A scandal of dignified proportions is looming in our northern neighbors these days, which sooner or later could also affect Austria. The prime minister of Mecklenburg-Western Pomerania, Manuela Schwesig from the SPD, is currently the center of attention. The lady belongs to the closest circle of Putin friends in the party, together with Lower Saxony’s Prime Minister Stephan Weil, former Schröder secretary and current SPD chairman Lars Klingbeil, Schröder’s ex-wife Doris, former Brandenburg Prime Minister Matthias Platzeck and Martin Schulz, the failed lead candidate of the 2017 election and several other senior Reds. In this context, the “Frankfurter Allgemeine” reported on a regular “Hanover-Moscow connection” and on “conspicuously high” donations to the SPD in Lower Saxony from the circle of friends of Russia.
The fact that this connection also has a side branch to Vienna would be just as unsurprising as any findings that some of the money came from Moscow via detours. “In order to remain credible, the party must now relentlessly disclose its various Kremlin connections,” the magazine “Focus” rightly demanded recently – and for all parties that have held government responsibility in Austria in recent decades, this step of transparency would be just as necessary, after all, the interdependence of state-related companies in particular with Russia is also right in this country impressive. “This is a general problem that has become apparent over the past five or six years – the close interlocking of politics and business. We no longer only have oligarchs from the East, we have long had small Austro-oligarchs as well,” said former OMV boss Gerhard Roiss in a “profil” interview before the start of the war.
But the affair surrounding Manuela Schwesig has a second, no less interesting aspect. Because in cooperation with two major environmental protection organizations, she had a “climate foundation” set up in 2021, which was to accompany the construction of the Nord Stream 2 pipeline from Russia ecologically – and at the same time help to circumvent US sanctions against this project. The controversial foundation was financed with 20 million euros, which the Russian state-owned company “Gazprom” transferred.
A German prime minister, equipped with Putin’s money, supported a project that even then more far-sighted observers described as “Russia’s weapon against Ukraine”.

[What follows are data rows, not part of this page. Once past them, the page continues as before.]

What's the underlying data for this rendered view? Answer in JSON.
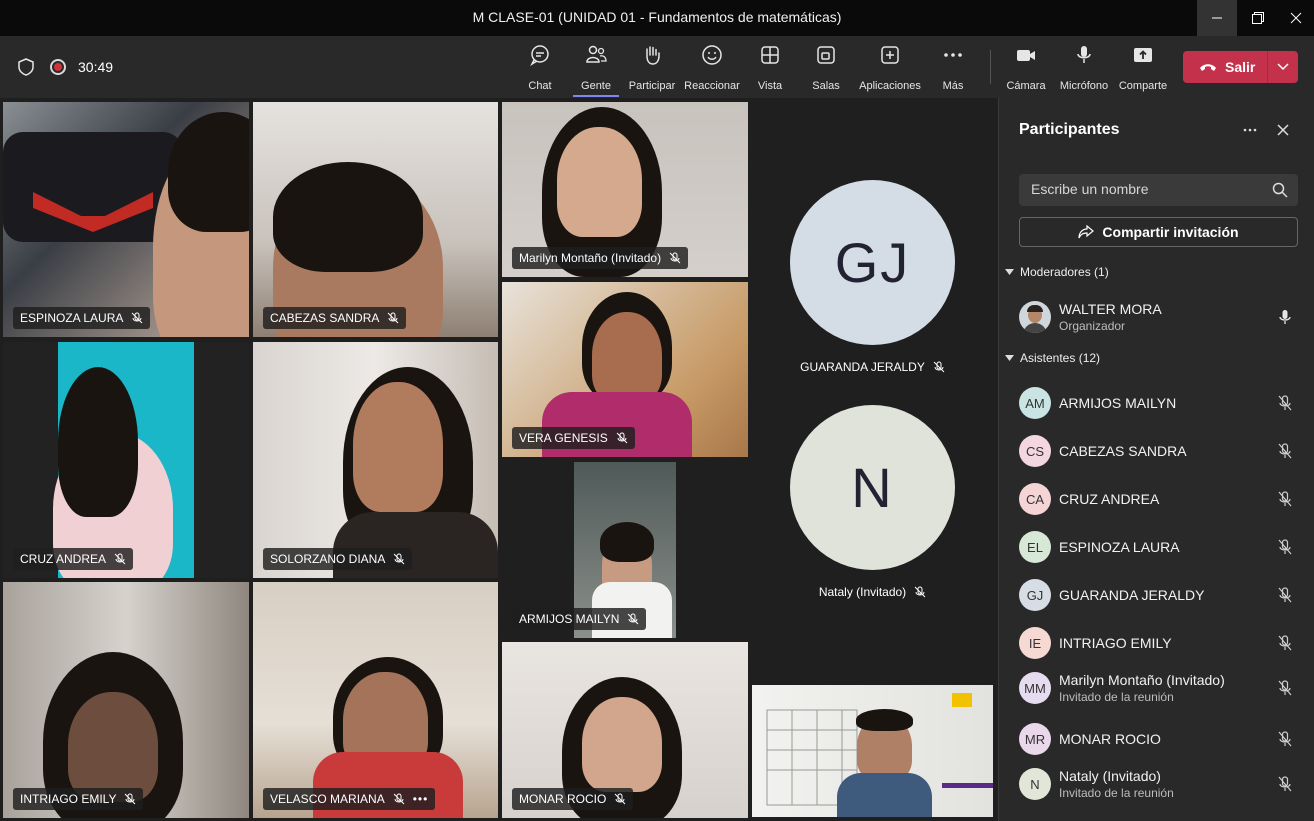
{
  "window": {
    "title": "M CLASE-01 (UNIDAD 01 - Fundamentos de matemáticas)"
  },
  "toolbar": {
    "timer": "30:49",
    "buttons": [
      {
        "label": "Chat",
        "icon": "chat-icon"
      },
      {
        "label": "Gente",
        "icon": "people-icon"
      },
      {
        "label": "Participar",
        "icon": "raise-hand-icon"
      },
      {
        "label": "Reaccionar",
        "icon": "smiley-icon"
      },
      {
        "label": "Vista",
        "icon": "grid-view-icon"
      },
      {
        "label": "Salas",
        "icon": "breakout-rooms-icon"
      },
      {
        "label": "Aplicaciones",
        "icon": "add-apps-icon"
      },
      {
        "label": "Más",
        "icon": "more-icon"
      },
      {
        "label": "Cámara",
        "icon": "camera-icon"
      },
      {
        "label": "Micrófono",
        "icon": "microphone-icon"
      },
      {
        "label": "Comparte",
        "icon": "share-icon"
      }
    ],
    "leave_label": "Salir",
    "accent": "#c4314b"
  },
  "tiles": [
    {
      "name": "ESPINOZA LAURA"
    },
    {
      "name": "CABEZAS SANDRA"
    },
    {
      "name": "Marilyn Montaño (Invitado)"
    },
    {
      "name": "CRUZ ANDREA"
    },
    {
      "name": "SOLORZANO DIANA"
    },
    {
      "name": "VERA GENESIS"
    },
    {
      "name": "ARMIJOS MAILYN"
    },
    {
      "name": "INTRIAGO EMILY"
    },
    {
      "name": "VELASCO MARIANA"
    },
    {
      "name": "MONAR ROCIO"
    }
  ],
  "avatar_tiles": [
    {
      "initials": "GJ",
      "name": "GUARANDA JERALDY"
    },
    {
      "initials": "N",
      "name": "Nataly (Invitado)"
    }
  ],
  "panel": {
    "title": "Participantes",
    "search_placeholder": "Escribe un nombre",
    "invite_label": "Compartir invitación",
    "moderators_header": "Moderadores (1)",
    "moderator": {
      "name": "WALTER MORA",
      "role": "Organizador"
    },
    "attendees_header": "Asistentes (12)",
    "attendees": [
      {
        "initials": "AM",
        "name": "ARMIJOS MAILYN",
        "sub": ""
      },
      {
        "initials": "CS",
        "name": "CABEZAS SANDRA",
        "sub": ""
      },
      {
        "initials": "CA",
        "name": "CRUZ ANDREA",
        "sub": ""
      },
      {
        "initials": "EL",
        "name": "ESPINOZA LAURA",
        "sub": ""
      },
      {
        "initials": "GJ",
        "name": "GUARANDA JERALDY",
        "sub": ""
      },
      {
        "initials": "IE",
        "name": "INTRIAGO EMILY",
        "sub": ""
      },
      {
        "initials": "MM",
        "name": "Marilyn Montaño (Invitado)",
        "sub": "Invitado de la reunión"
      },
      {
        "initials": "MR",
        "name": "MONAR ROCIO",
        "sub": ""
      },
      {
        "initials": "N",
        "name": "Nataly (Invitado)",
        "sub": "Invitado de la reunión"
      }
    ]
  }
}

Although she admits today that this would have been a mistake, none of the victims of Russian war crimes will come back to life as a result. Here, too, the following applies: while Germany is now at least beginning to illuminate and make public the web of interests between business, politics and Moscow surrounding the failed Nord Stream 2 project, Austria’s massive participation in it is being increased according to the motto “Go on , there is nothing to see here” discreetly disposed of.
In this context, the question that needs to be addressed in all of Europe and the USA is to what extent the Putin regime has used Western environmental protection NGOs over the past 20 years to implement Russia’s geostrategic goals. This included and includes, above all, making the West more and more dependent on cheap energy from Russia. And for this it is necessary to discredit alternative sources of energy in the West, from nuclear power plants to “fracking”, and thus to prevent them politically.
It is precisely here that Moscow’s goals coincide one hundred percent with those of various ecological NGOs and their political arm, the Green Parties.
There are indications that Russia has discreetly financed such NGOs in the West far beyond the now uncovered “Climate Foundation” in Germany. The French think tank “Fondpol” had already claimed before the start of the war: “We found that Gazprom finances environmental NGOs in particular , who then even provide ministers in certain European countries – e.g. in Belgium – who then apparently made some sort of quid pro quo by defending nuclear phase-out.” The current Green Belgian energy minister, an outspoken opponent of nuclear power plants, was actually a partner in the law firm representing Gazprom in Brussels – a rather adventurous constellation.
As early as 2014, then-NATO Secretary General Anders Fogh Rasmussen claimed: “I have met allies who can report that Russia (. . .) has been actively collaborating with so-called non-governmental organizations – environmental organizations working against shale gas – to address European dependence on imported Russian gas.” (“Guardian,” June 19, 2014.)
In the USA, where a number of such cases of Russia financing so-called environmental NGOs have also become known, two Republican congressmen are now trying to shed light on these connections
The same applies here: Austria is not only not an island of the lucky ones, but not an island at all and is therefore very likely predestined to be the target of Russian desires due to its geographical location. Perhaps it wouldn’t be a bad idea to set up a kind of “truth commission” that would make Austria’s ties with Russia transparent at all levels.